"Stop" Pain, Pass Police Reform: George Floyd's Brother Tells US Congress

George Floyd, 46, died in police custody in Minneapolis on May 25, when a white officer pressed his knee on his neck for nearly nine minutes.

'Stop' Pain, Pass Police Reform: George Floyd's Brother Tells US Congress

"George called for help and he was ignored," Philonise Floyd said.

Washington:

The brother of George Floyd, whose killing by police sparked worldwide protests against racism, told the US Congress Wednesday to "stop the pain" by passing reforms to address and reduce police brutality.

One day after burying his brother in Houston, Philonise Floyd appeared in person before a House hearing, where he described the anguish of watching a video of George's death and demanded lawmakers address the systemic problems in law enforcement.

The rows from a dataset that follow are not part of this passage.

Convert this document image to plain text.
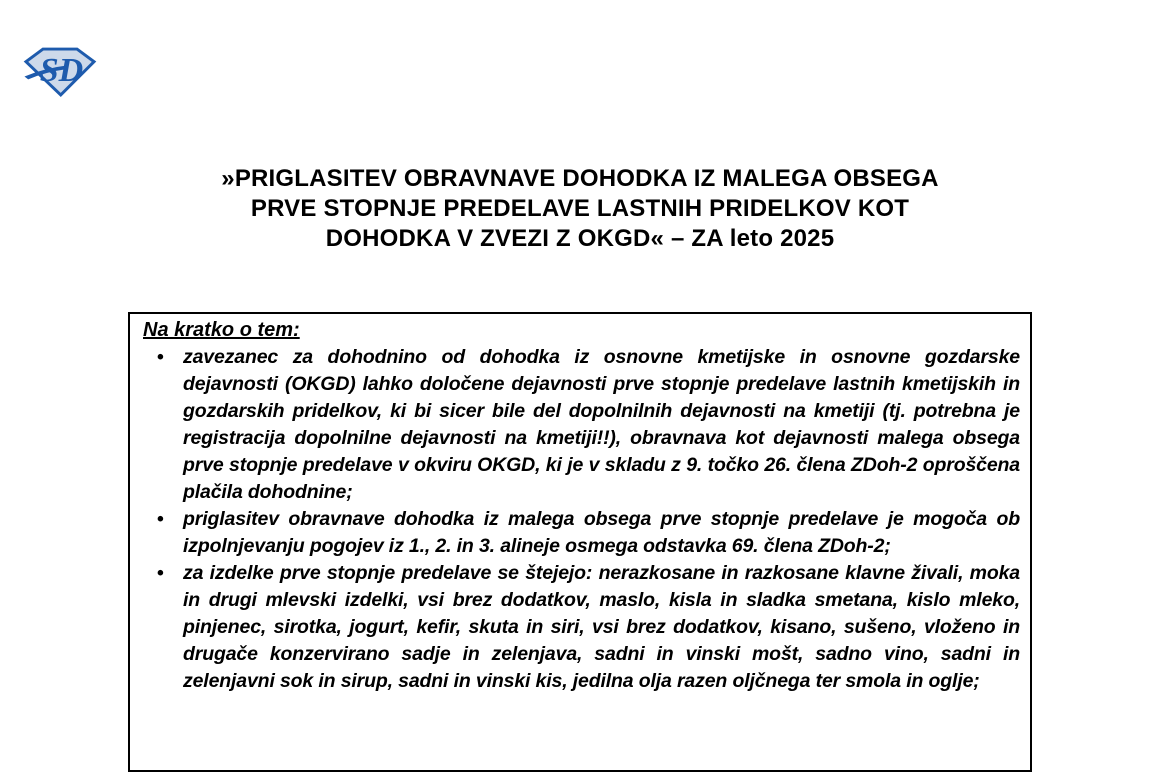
SD
»PRIGLASITEV OBRAVNAVE DOHODKA IZ MALEGA OBSEGA
PRVE STOPNJE PREDELAVE LASTNIH PRIDELKOV KOT
DOHODKA V ZVEZI Z OKGD« – ZA leto 2025
Na kratko o tem:
• zavezanec za dohodnino od dohodka iz osnovne kmetijske in osnovne gozdarske dejavnosti (OKGD) lahko določene dejavnosti prve stopnje predelave lastnih kmetijskih in gozdarskih pridelkov, ki bi sicer bile del dopolnilnih dejavnosti na kmetiji (tj. potrebna je registracija dopolnilne dejavnosti na kmetiji!!), obravnava kot dejavnosti malega obsega prve stopnje predelave v okviru OKGD, ki je v skladu z 9. točko 26. člena ZDoh-2 oproščena plačila dohodnine;
• priglasitev obravnave dohodka iz malega obsega prve stopnje predelave je mogoča ob izpolnjevanju pogojev iz 1., 2. in 3. alineje osmega odstavka 69. člena ZDoh-2;
• za izdelke prve stopnje predelave se štejejo: nerazkosane in razkosane klavne živali, moka in drugi mlevski izdelki, vsi brez dodatkov, maslo, kisla in sladka smetana, kislo mleko, pinjenec, sirotka, jogurt, kefir, skuta in siri, vsi brez dodatkov, kisano, sušeno, vloženo in drugače konzervirano sadje in zelenjava, sadni in vinski mošt, sadno vino, sadni in zelenjavni sok in sirup, sadni in vinski kis, jedilna olja razen oljčnega ter smola in oglje;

"I'm here to ask you to make it stop. Stop the pain," the younger Floyd said, wiping his forehead and holding back tears.

"I can't tell you the kind of pain you feel when you watch... your big brother, who you looked up to your whole entire life, die -- die begging for his mom," he added.

"George called for help and he was ignored. Please listen to the call I'm making to you now, to the call of our family and the calls ringing out in the streets across the world," said Floyd, who wore an anti-virus mask bearing an image of his brother.

"Maybe by speaking with you today, I can make sure that his death will not be in vain."

George Floyd, 46, died in police custody in Minneapolis on May 25, when a white officer pressed his knee on Floyd's neck for nearly nine minutes.

Video of the shocking abuse went viral, and protests -- some violent, most peaceful -- erupted from coast to coast in some of the most serious US civil unrest in generations.

The testimony came shortly after congressional Democrats unveiled a package of sweeping reforms aimed at reducing systemic racism in US law enforcement.

The legislation seeks to end police brutality in part by making it easier to prosecute officers for abuse, requiring anti-racism training and barring fired officers from working in police forces in other districts.

Choke holds would be made illegal, and lynching would become a federal hate crime.

The House Judiciary Committee's top Republican, Jim Jordan, acknowledged that it was "time for a real discussion" about police treatment of African Americans, in the latest sign that Republicans also want to make changes to the system.

"It's as wrong as wrong can be," Jordan told Philonise Floyd about George Floyd's death, "and your brother's killers will face justice."